One particularly rough night in Paris, after a long rehearsal where nothing clicked, he escaped to the hotel balcony. The Eiffel Tower glittered in the distance, but his eyes were on the moon, half-full, indifferent to the city’s glow. “I want you back,” he said into the night. “My neighbors, well, the members, think I’m crazy. They don’t understand. You’re the only one who ever did.”
He recorded another voice memo, singing snippets of the song softly, his deep voice carrying the ache. Fans would kill for this side of him, but it was only for her.
Back in Seoul, months later, the group was preparing for their second EP GREENGREEN. Martin’s schedule was merciless, but a rare free weekend aligned with Y/N’s break. She flew in secretly, risky, but worth it. They met at a quiet park near the river at dusk, masks on, hoods up. When she pulled hers down, revealing that familiar face, time stopped.
“Woojoo,” she whispered, stepping into his arms. He hugged her tight, inhaling the scent of her shampoo, feeling the world narrow to just them.
They walked along the path, fingers intertwined. “I’ve been talking to the moon about you nonstop,” he admitted, voice husky. “Every city, every hotel room. Wondering if you hear me.”
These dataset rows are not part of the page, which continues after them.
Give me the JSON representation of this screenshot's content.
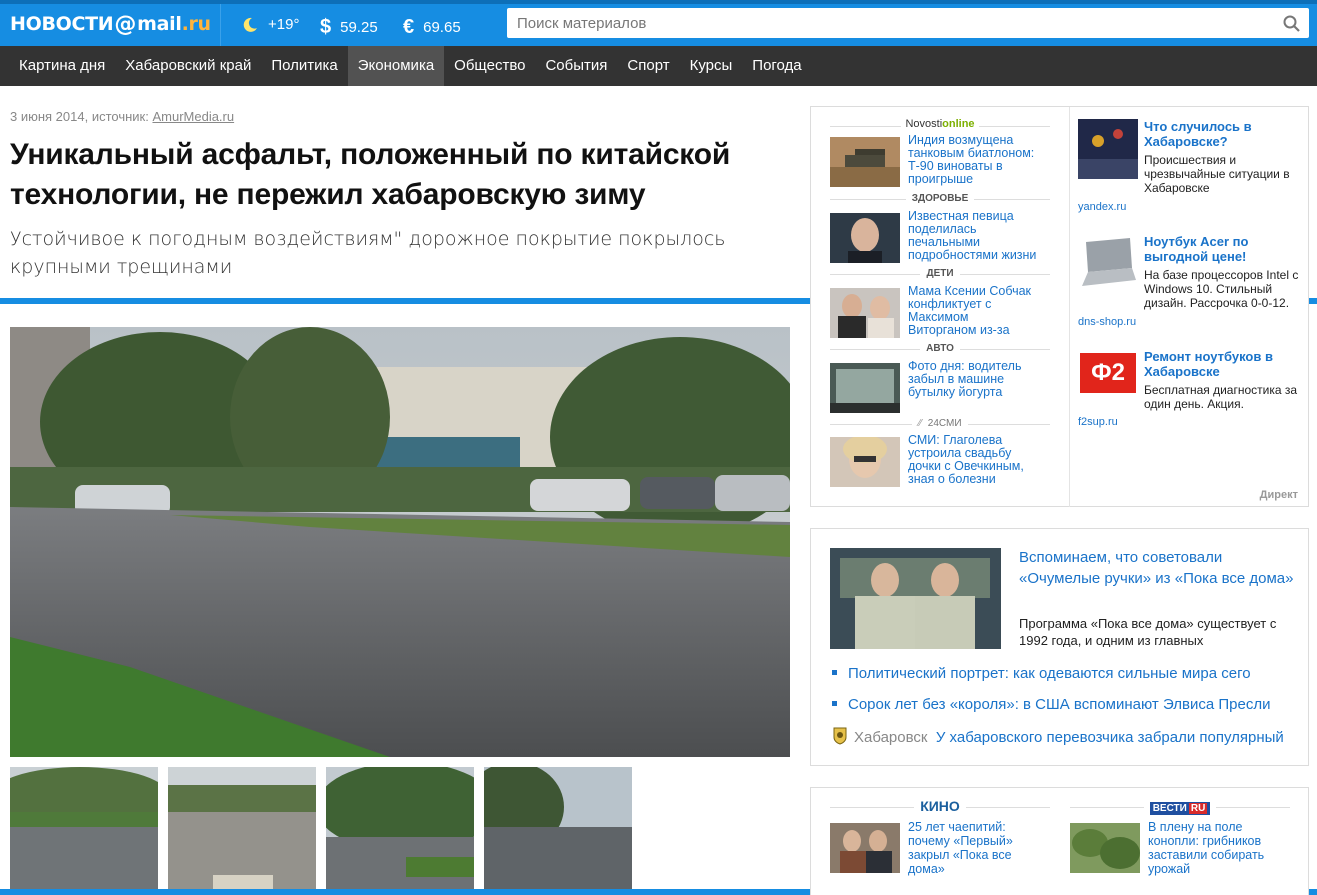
{
  "header": {
    "logo_part1": "НОВОСТИ",
    "logo_at": "@",
    "logo_part2": "mail",
    "logo_dot_ru": ".ru",
    "weather": "+19°",
    "usd_symbol": "$",
    "usd": "59.25",
    "eur_symbol": "€",
    "eur": "69.65",
    "search_placeholder": "Поиск материалов"
  },
  "nav": {
    "items": [
      "Картина дня",
      "Хабаровский край",
      "Политика",
      "Экономика",
      "Общество",
      "События",
      "Спорт",
      "Курсы",
      "Погода"
    ],
    "active": "Экономика"
  },
  "article": {
    "date_source": "3 июня 2014, источник: ",
    "source": "AmurMedia.ru",
    "title": "Уникальный асфальт, положенный по китайской технологии, не пережил хабаровскую зиму",
    "subtitle": "Устойчивое к погодным воздействиям\" дорожное покрытие покрылось крупными трещинами"
  },
  "novosti_online": {
    "brand1": "Novosti",
    "brand2": "online",
    "items": [
      {
        "section": "",
        "text": "Индия возмущена танковым биатлоном: Т-90 виноваты в проигрыше"
      },
      {
        "section": "ЗДОРОВЬЕ",
        "text": "Известная певица поделилась печальными подробностями жизни"
      },
      {
        "section": "ДЕТИ",
        "text": "Мама Ксении Собчак конфликтует с Максимом Виторганом из-за внука"
      },
      {
        "section": "АВТО",
        "text": "Фото дня: водитель забыл в машине бутылку йогурта"
      },
      {
        "section": "24СМИ",
        "text": "СМИ: Глаголева устроила свадьбу дочки с Овечкиным, зная о болезни"
      }
    ]
  },
  "direct": {
    "label": "Директ",
    "ads": [
      {
        "title": "Что случилось в Хабаровске?",
        "desc": "Происшествия и чрезвычайные ситуации в Хабаровске",
        "domain": "yandex.ru"
      },
      {
        "title": "Ноутбук Acer по выгодной цене!",
        "desc": "На базе процессоров Intel с Windows 10. Стильный дизайн. Рассрочка 0-0-12.",
        "domain": "dns-shop.ru"
      },
      {
        "title": "Ремонт ноутбуков в Хабаровске",
        "desc": "Бесплатная диагностика за один день. Акция.",
        "domain": "f2sup.ru",
        "logo": "Ф2"
      }
    ]
  },
  "featured": {
    "headline": "Вспоминаем, что советовали «Очумелые ручки» из «Пока все дома»",
    "body": "Программа «Пока все дома» существует с 1992 года, и одним из главных",
    "links": [
      "Политический портрет: как одеваются сильные мира сего",
      "Сорок лет без «короля»: в США вспоминают Элвиса Пресли"
    ],
    "city": "Хабаровск",
    "city_link": "У хабаровского перевозчика забрали популярный"
  },
  "bottom": {
    "kino_label": "КИНО",
    "vesti_label": "ВЕСТИ",
    "vesti_ru": "RU",
    "kino_item": "25 лет чаепитий: почему «Первый» закрыл «Пока все дома»",
    "vesti_item": "В плену на поле конопли: грибников заставили собирать урожай"
  },
  "colors": {
    "brand_blue": "#168de2",
    "nav_bg": "#333333",
    "link": "#1a73c9",
    "accent_orange": "#ffb43b",
    "online_green": "#7cb000"
  }
}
“I do,” she said, squeezing his hand. “Even when it’s hard. Even when weeks go by without a proper call. I sit by myself at night, stars lighting up my ceiling like yours, and I talk back. Hoping you’re on the other side.”
They found a secluded spot and sat, backs against a tree, looking up. The moon was nearly full again, bathing them in soft light
I know you’re somewhere out there…
Tears pricked his eyes. “Being an idol… it’s everything I wanted, but it takes so much. I don’t want to lose you to it.”
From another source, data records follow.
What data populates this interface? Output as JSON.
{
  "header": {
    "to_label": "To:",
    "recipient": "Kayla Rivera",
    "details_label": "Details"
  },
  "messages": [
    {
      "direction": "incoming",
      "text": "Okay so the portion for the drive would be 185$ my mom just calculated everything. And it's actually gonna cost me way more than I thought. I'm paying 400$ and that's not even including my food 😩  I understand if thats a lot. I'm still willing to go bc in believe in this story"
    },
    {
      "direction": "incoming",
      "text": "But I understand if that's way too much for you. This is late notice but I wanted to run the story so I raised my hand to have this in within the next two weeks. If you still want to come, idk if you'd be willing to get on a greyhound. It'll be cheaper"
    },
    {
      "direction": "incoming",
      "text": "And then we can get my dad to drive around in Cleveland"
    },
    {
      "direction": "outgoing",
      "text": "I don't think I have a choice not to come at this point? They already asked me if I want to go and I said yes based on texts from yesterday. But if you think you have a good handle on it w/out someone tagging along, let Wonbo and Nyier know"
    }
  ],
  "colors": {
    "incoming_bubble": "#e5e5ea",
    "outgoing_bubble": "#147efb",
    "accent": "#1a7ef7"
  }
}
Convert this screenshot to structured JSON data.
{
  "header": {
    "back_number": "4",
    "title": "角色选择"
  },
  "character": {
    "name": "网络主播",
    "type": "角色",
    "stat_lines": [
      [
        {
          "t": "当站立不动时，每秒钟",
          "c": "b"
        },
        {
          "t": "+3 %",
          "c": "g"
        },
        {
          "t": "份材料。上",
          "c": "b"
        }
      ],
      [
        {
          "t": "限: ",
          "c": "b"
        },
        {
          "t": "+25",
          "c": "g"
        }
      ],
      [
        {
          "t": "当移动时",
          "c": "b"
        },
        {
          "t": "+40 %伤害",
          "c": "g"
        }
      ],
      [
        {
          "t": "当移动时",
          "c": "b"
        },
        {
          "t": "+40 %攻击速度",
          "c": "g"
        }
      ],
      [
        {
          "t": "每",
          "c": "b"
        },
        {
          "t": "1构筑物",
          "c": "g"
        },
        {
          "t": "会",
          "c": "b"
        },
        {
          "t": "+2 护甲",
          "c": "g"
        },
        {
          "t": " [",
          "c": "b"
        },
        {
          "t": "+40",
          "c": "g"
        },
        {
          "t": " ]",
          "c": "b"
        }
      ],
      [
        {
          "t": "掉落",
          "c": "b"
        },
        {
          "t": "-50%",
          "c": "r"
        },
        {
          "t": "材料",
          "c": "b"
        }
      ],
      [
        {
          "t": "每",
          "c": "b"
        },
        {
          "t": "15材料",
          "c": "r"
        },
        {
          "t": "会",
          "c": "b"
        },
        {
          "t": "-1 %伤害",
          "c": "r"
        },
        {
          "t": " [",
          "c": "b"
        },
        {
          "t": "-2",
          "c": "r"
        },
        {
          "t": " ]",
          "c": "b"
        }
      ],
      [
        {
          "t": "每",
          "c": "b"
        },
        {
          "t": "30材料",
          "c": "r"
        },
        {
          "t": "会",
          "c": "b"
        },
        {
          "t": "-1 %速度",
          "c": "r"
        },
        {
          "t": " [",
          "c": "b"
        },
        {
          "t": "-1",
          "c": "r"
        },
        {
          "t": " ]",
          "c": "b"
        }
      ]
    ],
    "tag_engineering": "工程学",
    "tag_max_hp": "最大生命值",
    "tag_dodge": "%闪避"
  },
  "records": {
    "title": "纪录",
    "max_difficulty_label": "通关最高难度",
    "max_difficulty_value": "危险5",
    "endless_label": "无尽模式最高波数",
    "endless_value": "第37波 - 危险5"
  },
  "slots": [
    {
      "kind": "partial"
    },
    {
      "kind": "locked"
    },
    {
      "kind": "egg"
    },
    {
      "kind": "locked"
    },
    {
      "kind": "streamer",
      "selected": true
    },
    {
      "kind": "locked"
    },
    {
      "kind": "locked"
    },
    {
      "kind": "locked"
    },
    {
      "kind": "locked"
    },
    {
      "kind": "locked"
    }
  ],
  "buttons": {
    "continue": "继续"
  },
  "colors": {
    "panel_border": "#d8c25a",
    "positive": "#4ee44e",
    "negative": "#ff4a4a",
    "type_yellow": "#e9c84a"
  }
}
“You won’t,” she promised, turning to face him. At nineteen and eighteen, they were young, but the connection felt timeless. “We’ll make it work. Write our own story, color outside the lines like your group name.”
He kissed her then, slow and deep, the kind of kiss that spoke of all the missed nights and lonely moons. When they pulled apart, foreheads touching.
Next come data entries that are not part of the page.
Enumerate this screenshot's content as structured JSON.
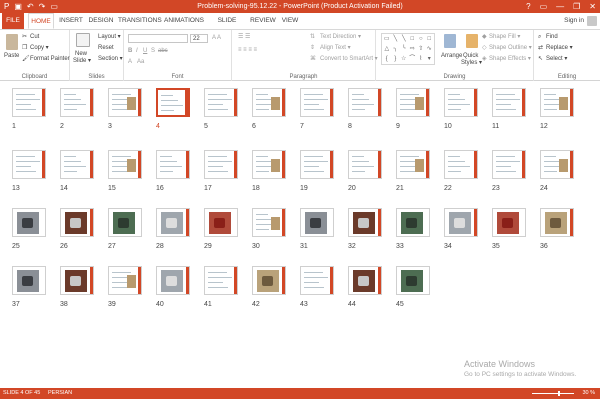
{
  "window": {
    "title": "Problem-solving-95.12.22 - PowerPoint (Product Activation Failed)",
    "qat_icons": [
      "save-icon",
      "undo-icon",
      "redo-icon",
      "start-presentation-icon"
    ],
    "controls": [
      "?",
      "▭",
      "—",
      "❐",
      "✕"
    ]
  },
  "tabs": {
    "file": "FILE",
    "home": "HOME",
    "insert": "INSERT",
    "design": "DESIGN",
    "transitions": "TRANSITIONS",
    "animations": "ANIMATIONS",
    "slideshow": "SLIDE SHOW",
    "review": "REVIEW",
    "view": "VIEW",
    "active": "HOME"
  },
  "account": {
    "signin": "Sign in"
  },
  "ribbon": {
    "clipboard": {
      "paste": "Paste",
      "cut": "Cut",
      "copy": "Copy ▾",
      "format_painter": "Format Painter",
      "label": "Clipboard"
    },
    "slides": {
      "new_slide_1": "New",
      "new_slide_2": "Slide ▾",
      "layout": "Layout ▾",
      "reset": "Reset",
      "section": "Section ▾",
      "label": "Slides"
    },
    "font": {
      "font_size": "22",
      "label": "Font"
    },
    "paragraph": {
      "text_direction": "Text Direction ▾",
      "align_text": "Align Text ▾",
      "convert_smartart": "Convert to SmartArt ▾",
      "label": "Paragraph"
    },
    "drawing": {
      "arrange": "Arrange",
      "quick_styles_1": "Quick",
      "quick_styles_2": "Styles ▾",
      "shape_fill": "Shape Fill ▾",
      "shape_outline": "Shape Outline ▾",
      "shape_effects": "Shape Effects ▾",
      "label": "Drawing"
    },
    "editing": {
      "find": "Find",
      "replace": "Replace ▾",
      "select": "Select ▾",
      "label": "Editing"
    }
  },
  "slides": {
    "selected": "4",
    "numbers": [
      "1",
      "2",
      "3",
      "4",
      "5",
      "6",
      "7",
      "8",
      "9",
      "10",
      "11",
      "12",
      "13",
      "14",
      "15",
      "16",
      "17",
      "18",
      "19",
      "20",
      "21",
      "22",
      "23",
      "24",
      "25",
      "26",
      "27",
      "28",
      "29",
      "30",
      "31",
      "32",
      "33",
      "34",
      "35",
      "36",
      "37",
      "38",
      "39",
      "40",
      "41",
      "42",
      "43",
      "44",
      "45"
    ]
  },
  "watermark": {
    "line1": "Activate Windows",
    "line2": "Go to PC settings to activate Windows."
  },
  "status": {
    "slide_of": "SLIDE 4 OF 45",
    "language": "PERSIAN",
    "zoom": "30 %"
  }
}
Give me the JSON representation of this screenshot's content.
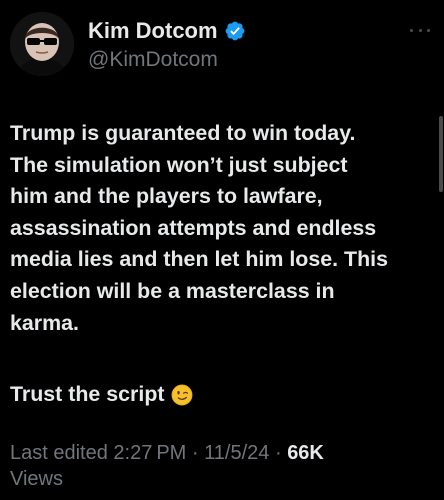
{
  "author": {
    "display_name": "Kim Dotcom",
    "handle": "@KimDotcom",
    "verified": true,
    "verified_color": "#1d9bf0"
  },
  "tweet": {
    "text": "Trump is guaranteed to win today.\nThe simulation won’t just subject\nhim and the players to lawfare,\nassassination attempts and endless\nmedia lies and then let him lose. This\nelection will be a masterclass in\nkarma.",
    "closing_line": "Trust the script",
    "closing_emoji": "winking-face-emoji"
  },
  "meta": {
    "edited_label": "Last edited 2:27 PM",
    "separator": "·",
    "date": "11/5/24",
    "views_count": "66K",
    "views_label": "Views"
  },
  "icons": {
    "more": "more-options-icon",
    "verified": "verified-badge-icon"
  },
  "colors": {
    "background": "#000000",
    "text_primary": "#e7e9ea",
    "text_secondary": "#71767b"
  }
}
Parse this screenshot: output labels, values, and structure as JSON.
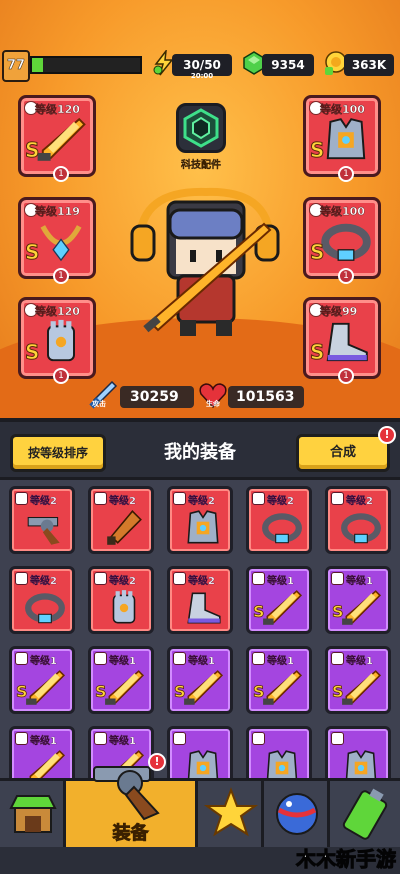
{
  "topbar": {
    "player_level": "77",
    "xp_fraction": 0.1,
    "energy": "30/50",
    "energy_timer": "20:00",
    "gems": "9354",
    "coins": "363K"
  },
  "hero": {
    "tech_label": "科技配件",
    "attack_label": "攻击",
    "attack_value": "30259",
    "hp_label": "生命",
    "hp_value": "101563"
  },
  "slots": [
    {
      "level": "等级120",
      "grade": "S",
      "stars": "1",
      "item": "sword-icon"
    },
    {
      "level": "等级119",
      "grade": "S",
      "stars": "1",
      "item": "necklace-icon"
    },
    {
      "level": "等级120",
      "grade": "S",
      "stars": "1",
      "item": "gauntlet-icon"
    },
    {
      "level": "等级100",
      "grade": "S",
      "stars": "1",
      "item": "armor-icon"
    },
    {
      "level": "等级100",
      "grade": "S",
      "stars": "1",
      "item": "belt-icon"
    },
    {
      "level": "等级99",
      "grade": "S",
      "stars": "1",
      "item": "boots-icon"
    }
  ],
  "header": {
    "sort_label": "按等级排序",
    "title": "我的装备",
    "merge_label": "合成",
    "merge_alert": "!"
  },
  "inventory": [
    {
      "level": "等级2",
      "color": "red",
      "item": "revolver-icon",
      "grade": ""
    },
    {
      "level": "等级2",
      "color": "red",
      "item": "club-icon",
      "grade": ""
    },
    {
      "level": "等级2",
      "color": "red",
      "item": "vest-icon",
      "grade": ""
    },
    {
      "level": "等级2",
      "color": "red",
      "item": "spiked-collar-icon",
      "grade": ""
    },
    {
      "level": "等级2",
      "color": "red",
      "item": "belt-icon",
      "grade": ""
    },
    {
      "level": "等级2",
      "color": "red",
      "item": "belt-icon",
      "grade": ""
    },
    {
      "level": "等级2",
      "color": "red",
      "item": "glove-icon",
      "grade": ""
    },
    {
      "level": "等级2",
      "color": "red",
      "item": "sneaker-icon",
      "grade": ""
    },
    {
      "level": "等级1",
      "color": "purple",
      "item": "sword-icon",
      "grade": "S"
    },
    {
      "level": "等级1",
      "color": "purple",
      "item": "sword-icon",
      "grade": "S"
    },
    {
      "level": "等级1",
      "color": "purple",
      "item": "sword-icon",
      "grade": "S"
    },
    {
      "level": "等级1",
      "color": "purple",
      "item": "sword-icon",
      "grade": "S"
    },
    {
      "level": "等级1",
      "color": "purple",
      "item": "sword-icon",
      "grade": "S"
    },
    {
      "level": "等级1",
      "color": "purple",
      "item": "sword-icon",
      "grade": "S"
    },
    {
      "level": "等级1",
      "color": "purple",
      "item": "sword-icon",
      "grade": "S"
    },
    {
      "level": "等级1",
      "color": "purple",
      "item": "sword-icon",
      "grade": ""
    },
    {
      "level": "等级1",
      "color": "purple",
      "item": "sword-icon",
      "grade": ""
    },
    {
      "level": "",
      "color": "purple",
      "item": "armor-icon",
      "grade": ""
    },
    {
      "level": "",
      "color": "purple",
      "item": "armor-icon",
      "grade": ""
    },
    {
      "level": "",
      "color": "purple",
      "item": "armor-icon",
      "grade": ""
    }
  ],
  "nav": {
    "equip_label": "装备",
    "equip_alert": "!",
    "items": [
      "shop-icon",
      "revolver-icon",
      "star-icon",
      "ball-icon",
      "battery-icon"
    ]
  },
  "watermark": "木木新手游",
  "colors": {
    "slot_red": "#e9414a",
    "slot_purple": "#a445e0",
    "accent_yellow": "#ffd23f",
    "hero_orange": "#f79a2a"
  }
}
They weren’t fools sitting alone anymore. The moon wasn’t just a distant listener; it was a bridge. A reminder that love, even stretched across continents and demanding careers, could endure.
The next few days were stolen moments, late-night drives, her cheering him on quietly during a rehearsal (hidden in the back), cooking simple ramen in the dorm when the others were out. Y/N helped him with lyrics, her writer’s touch adding depth to a ballad he was producing. For the first time in months, the weight on his shoulders felt lighter.
But goodbyes came too soon. At the airport, disguised and hearts heavy, he held her close. “I’ll keep talking to the moon until you’re back with me for real.”
“And I’ll answer every time,” she replied, kissing his cheek.
As her plane took off, Martin stood at the observation deck, watching the sky. The moon was there, faint in the daylight, but present. He smiled.
Back in the dorm, the members noticed the change. “Hyung’s glowing again,” Keonho teased. Martin just laughed, ruffling his hair. They didn’t need the full story yet. One day, when the time was right, he’d share it, the girl who kept him grounded, the moon that kept their hope alive.
Nights still brought the ache, the long practices, the endless travel. But now, when he sat by himself as the stars lit up his room, he didn’t feel alone.
“Talking to the moon… trying to get to you… In hopes you’re on the other side, talking to me too…”
And somewhere far away, Y/N looked up at the same sky, whispering back the words. Their love wasn’t perfect. It was young, challenged by fame and distance. But under that silver light, it was real. Enduring.
Martin Edwards, leader of cortis, songwriter, performer, and boy in love, kept reaching for her across the night. And the moon listened, carrying their voices to each other, one quiet conversation at a time.